Getting Started With EMDR Therapy in Philadelphia
EMDR therapy is an evidence-based psychotherapy used for a variety of mental health conditions such as trauma (PTSD), anxiety, depression, grief and loss, phobias, panic disorders, chronic stress and eating disorders. Studies have demonstrated its effectiveness in relieving symptoms while improving quality of life; plus it’s generally safe with few side effects.
Traumatic experiences don’t have to be limited to war veterans or natural disasters. They can also arise as the result of unmet needs from friends and family members, chronic stressors at work or home, or medical problems that affect our physical wellbeing.
Traumatic events often overwhelm our bodies’ capacity for cope and cause our minds to replay them over and over. Neglectful patterns of thinking and acting can keep us stuck in the past, hindering any growth or development that might otherwise take place.
We can assist you in healing from these negative patterns by bringing the trauma into the present. This technique, known as reprocessing, has amazing results!
A therapist uses bilateral stimulation, a technique, to repeatedly activate opposite sides of the brain. This activates areas similar to those active during rapid eye movement (REM), an interval in sleep when memory processing takes place.
The therapist then guides you through EMDR’s eight-phase protocol to process trauma and create positive, long-lasting changes. Each step is accompanied by either visual or audio stimulus which helps access your memories, thoughts and feelings related to the experience.

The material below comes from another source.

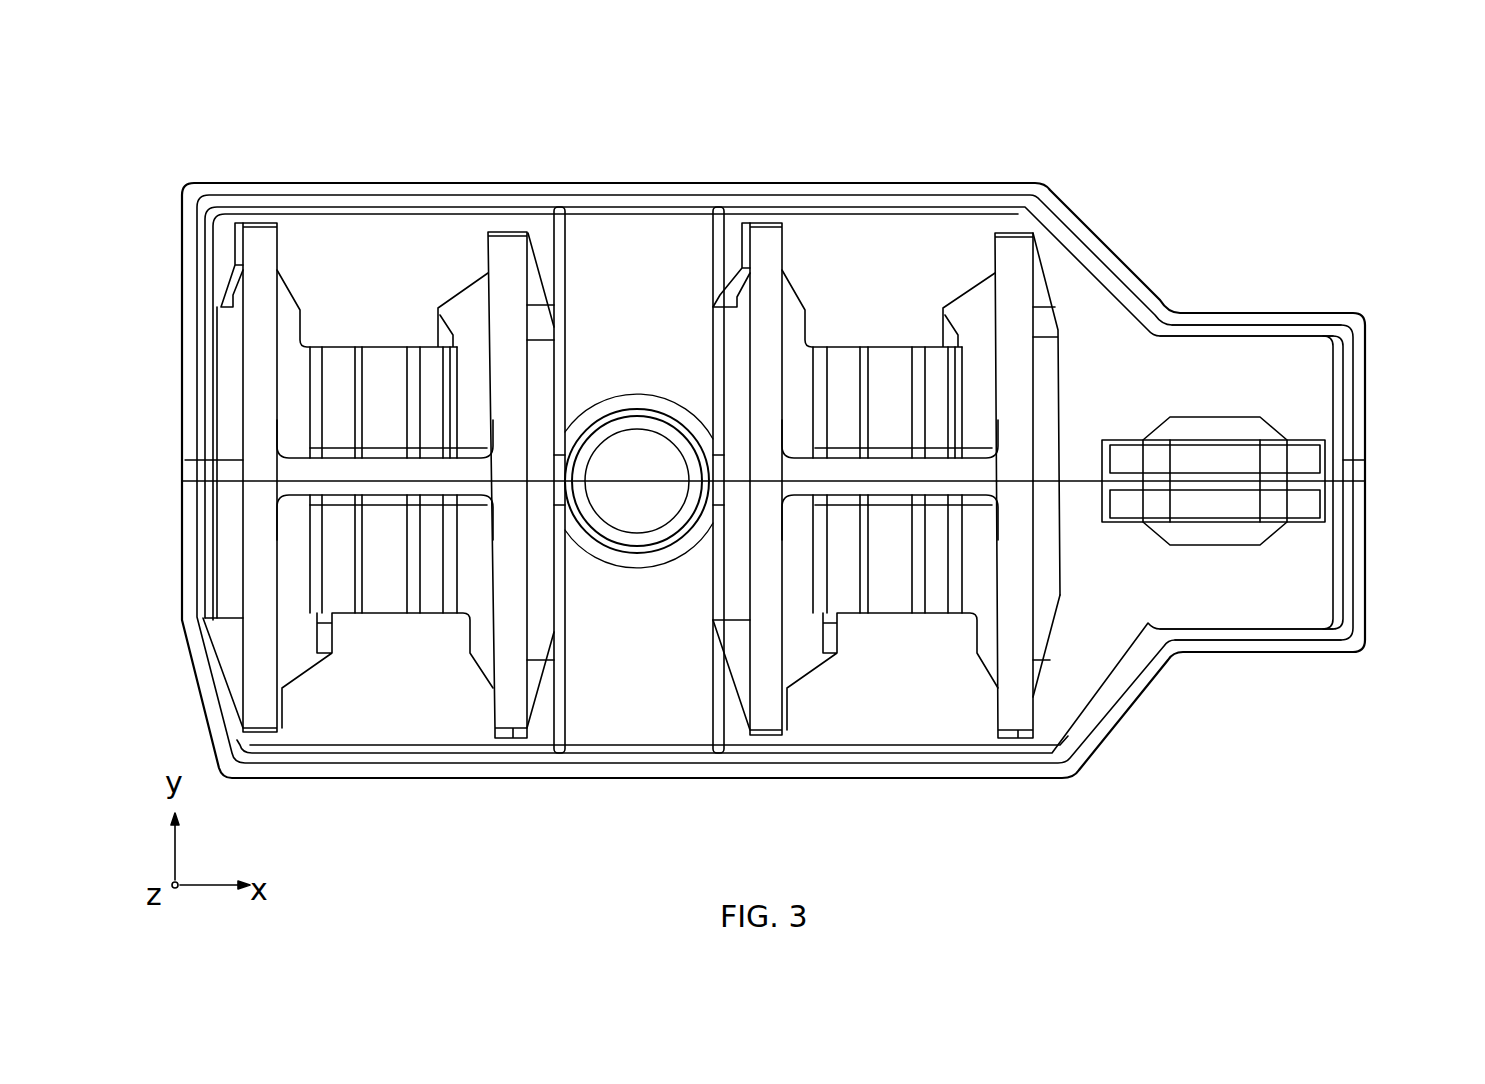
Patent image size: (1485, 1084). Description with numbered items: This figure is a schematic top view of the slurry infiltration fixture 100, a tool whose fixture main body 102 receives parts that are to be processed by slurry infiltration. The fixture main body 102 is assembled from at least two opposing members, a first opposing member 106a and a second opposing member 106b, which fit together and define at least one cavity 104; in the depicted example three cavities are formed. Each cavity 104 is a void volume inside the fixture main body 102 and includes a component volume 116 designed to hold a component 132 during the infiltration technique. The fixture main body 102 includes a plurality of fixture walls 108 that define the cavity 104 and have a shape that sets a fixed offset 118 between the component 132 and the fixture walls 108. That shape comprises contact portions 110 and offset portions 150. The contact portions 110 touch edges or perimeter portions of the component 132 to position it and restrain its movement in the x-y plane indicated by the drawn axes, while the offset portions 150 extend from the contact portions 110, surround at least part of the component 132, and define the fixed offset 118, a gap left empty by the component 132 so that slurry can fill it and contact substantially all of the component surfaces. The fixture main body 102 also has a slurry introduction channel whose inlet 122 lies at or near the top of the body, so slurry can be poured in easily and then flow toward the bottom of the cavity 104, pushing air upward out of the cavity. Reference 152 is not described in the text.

Reprocessing involves focusing on an image or memory of the event and using your senses to detect any distressing physical sensations. The therapist will ask you to hold a positive belief about this experience or image and help replace any negative beliefs with positive ones.
Once reprocessing is complete, your therapist will conclude the session and assess your progress. Hopefully, symptoms will have significantly diminished or completely resolved at this point.
The ideal client for EMDR treatment has a good rapport with their psychotherapist, can relax using relaxation techniques, has an open support system, no evidence of other crises in her life and no medical or psychiatric contraindications. While this is generally considered to be the ideal outcome from EMDR treatment, many patients do not reach this standard.
Your healthcare provider may use a variety of methods for EMDR, but most commonly they will stimulate both sides of your body with stimulation. This could be done using special light devices that use moving light that you follow with your eyes; or through sound by playing series of tones on either side; or touch by tapping hands, arms or thighs.
Your therapist may ask you to keep a journal of how you feel during each session, including any physical symptoms that arise. This will enable them to determine if progress is being made towards resolving problems and reaching goals.